The English Employment Appeal Tribunal (the "Appeal Tribunal") recently held that a Hong Kong employee seconded to work in England can bring statutory claims in the English Employment Tribunal (the "Tribunal") against a Hong Kong employer (Pervez v Macquarie Bank (2010)).

Mr Pervez, a bond trader, was seconded on an "international assignment" from Macquarie Capital Securities Ltd ("Macquarie Hong Kong"), a company incorporated and based in Hong Kong, to Macquarie Bank Limited (London Branch) ("Macquarie London"). Macquarie Hong Kong remained the employer. Following dismissal by letter from Macquarie Hong Kong, Mr Pervez commenced proceedings for unfair dismissal and discrimination in England against Macquarie London and Macquarie Group Limited ("Macquarie Group"), the parent company of the group. Macquarie London and Macquarie Group took the view that Mr Pervez was not employed by either of them but by Macquarie Hong Kong. The Claimant therefore sought to join Macquarie Hong Kong to the proceedings. Macquarie Hong Kong argued that it would be futile for it to be joined to the proceedings because the Tribunal had no jurisdiction to entertain a claim against it. To bring a statutory employment claim in England, the defendant must either reside or carry on business in England or the relevant acts or omissions must be alleged to have occurred in England. Here the acts complained of took place in Hong Kong, so there would only be jurisdiction if Macquarie Hong Kong "carried on business" in England. As it did not have an office or branch, nor carry on any transactions, in England, it therefore argued that it should not be viewed as "carrying on business" in England.

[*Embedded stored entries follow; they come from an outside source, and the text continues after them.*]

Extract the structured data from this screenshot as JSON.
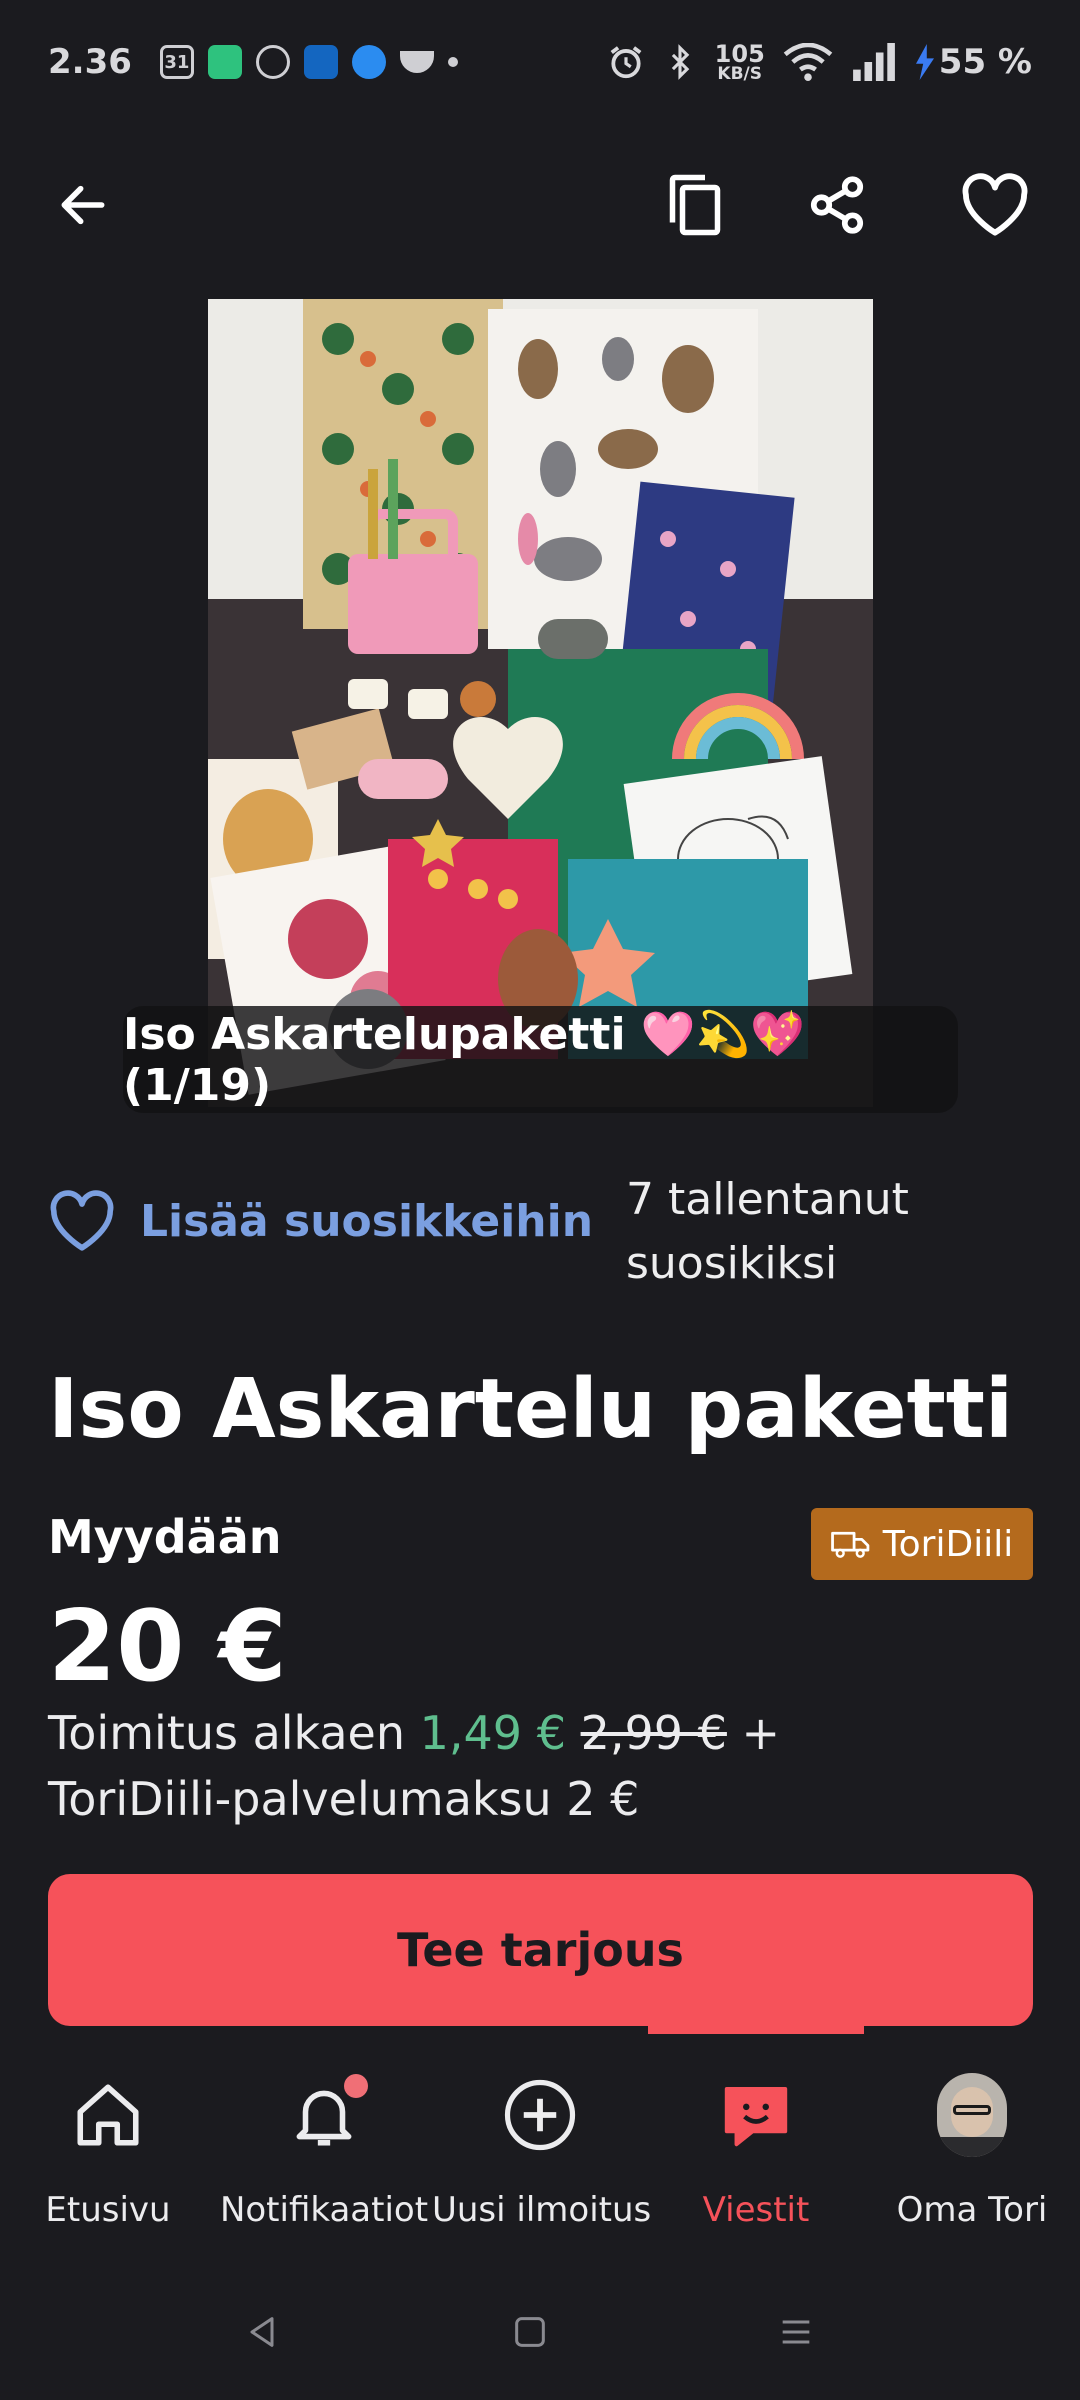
{
  "status_bar": {
    "time": "2.36",
    "calendar_day": "31",
    "net_speed_value": "105",
    "net_speed_unit": "KB/S",
    "battery": "55 %"
  },
  "app_bar": {
    "back_icon": "arrow-left-icon",
    "copy_icon": "copy-icon",
    "share_icon": "share-icon",
    "favorite_icon": "heart-outline-icon"
  },
  "listing": {
    "image_caption": "Iso Askartelupaketti 🩷💫💖 (1/19)",
    "favorite_label": "Lisää suosikkeihin",
    "favorite_count_text": "7 tallentanut suosikiksi",
    "title": "Iso Askartelu paketti",
    "sale_type": "Myydään",
    "badge_label": "ToriDiili",
    "price": "20 €",
    "shipping_prefix": "Toimitus alkaen",
    "shipping_price": "1,49 €",
    "shipping_old_price": "2,99 €",
    "shipping_plus": "+",
    "service_fee": "ToriDiili-palvelumaksu 2 €",
    "offer_button": "Tee tarjous"
  },
  "bottom_nav": {
    "items": [
      {
        "label": "Etusivu",
        "icon": "home-icon"
      },
      {
        "label": "Notifikaatiot",
        "icon": "bell-icon"
      },
      {
        "label": "Uusi ilmoitus",
        "icon": "plus-circle-icon"
      },
      {
        "label": "Viestit",
        "icon": "chat-icon",
        "active": true
      },
      {
        "label": "Oma Tori",
        "icon": "avatar"
      }
    ]
  },
  "colors": {
    "background": "#1b1b1f",
    "accent_red": "#f6525a",
    "link_blue": "#7b9fe0",
    "green_price": "#5fbe8e",
    "badge_orange": "#b46a1d"
  }
}
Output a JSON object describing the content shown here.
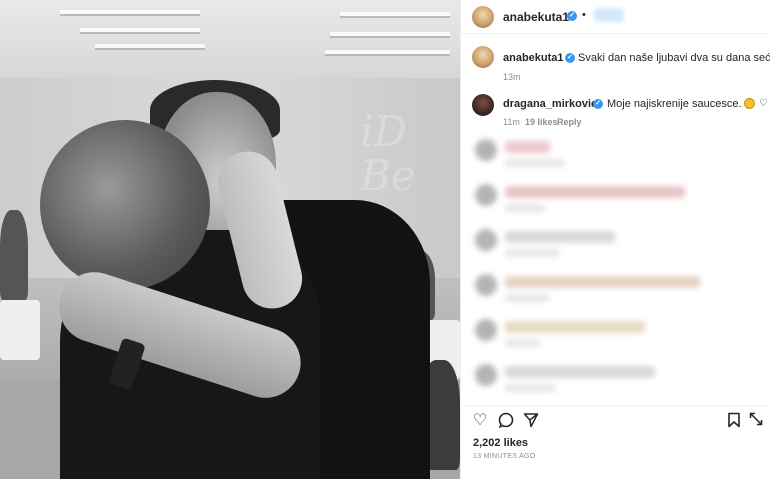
{
  "post": {
    "author": "anabekuta1",
    "header_separator": "•",
    "caption": "Svaki dan naše ljubavi dva su dana sećanja.",
    "caption_time": "13m",
    "watermark": "iD\nBe",
    "likes": "2,202 likes",
    "posted_ago": "13 MINUTES AGO"
  },
  "comment": {
    "author": "dragana_mirkovic",
    "text": "Moje najiskrenije saucesce.",
    "time": "11m",
    "likes": "19 likes",
    "reply": "Reply"
  },
  "icons": {
    "verified": "verified-badge-icon",
    "comment_like": "heart-outline-icon",
    "like": "heart-icon",
    "comment": "comment-bubble-icon",
    "share": "paper-plane-icon",
    "save": "bookmark-icon"
  },
  "colors": {
    "verified_blue": "#3897f0",
    "text": "#262626",
    "muted": "#8e8e8e"
  }
}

The Appeal Tribunal held that the Tribunal did have jurisdiction to entertain claims against Macquarie Hong Kong as the requirement to "carry on business" in England should be construed as satisfied where an employer seconds an employee to work in England. The Appeal Tribunal Judge, on his own admission, accepted that this was a "strained construction" of the relevant legislation but said that it was necessary in order not to deprive this employee of the right to claim under the English employment legislation.

What is the legal position where a foreign employer seconds an employee to Hong Kong?

The Hong Kong case of Murdock v Dresser-Rand Services (2002) looked at the factors to be considered in deciding the extent of the Hong Kong Labour Tribunal's jurisdiction over foreign employers.

Under the Companies Ordinance, the jurisdictional requirement would be met if the defendant had a "place of business" in Hong Kong. The Court found that despite the fact that it had a business registration certificate, filed tax returns and employed staff in Hong Kong, it did not have a "place of business" in Hong Kong because its business was to provide secretarial type services to the group companies and not to the "world at large". As seen above, this is clearly a much stricter test than that applied in the case of Pervez v Macquarie Bank in England.

Practical Consequences

A Hong Kong employer may be deemed to be "carrying on" a business activity in London by simply sending an employee on secondment to a group company in London and can be sued under English employment legislation by that employee.

One way in which a Hong Kong employer might possibly avoid being sued by an employee seconded to a London entity would be to put the employee on a fixed term employment contract with the London entity instead of maintaining a secondment arrangement between Hong Kong and London. Whether a company decides to place its employees on a fixed term contract or a secondment arrangement will depend on the specific business needs and the circumstances of the case. Legal advice should be sought as to which arrangement best suits the company's needs at the time.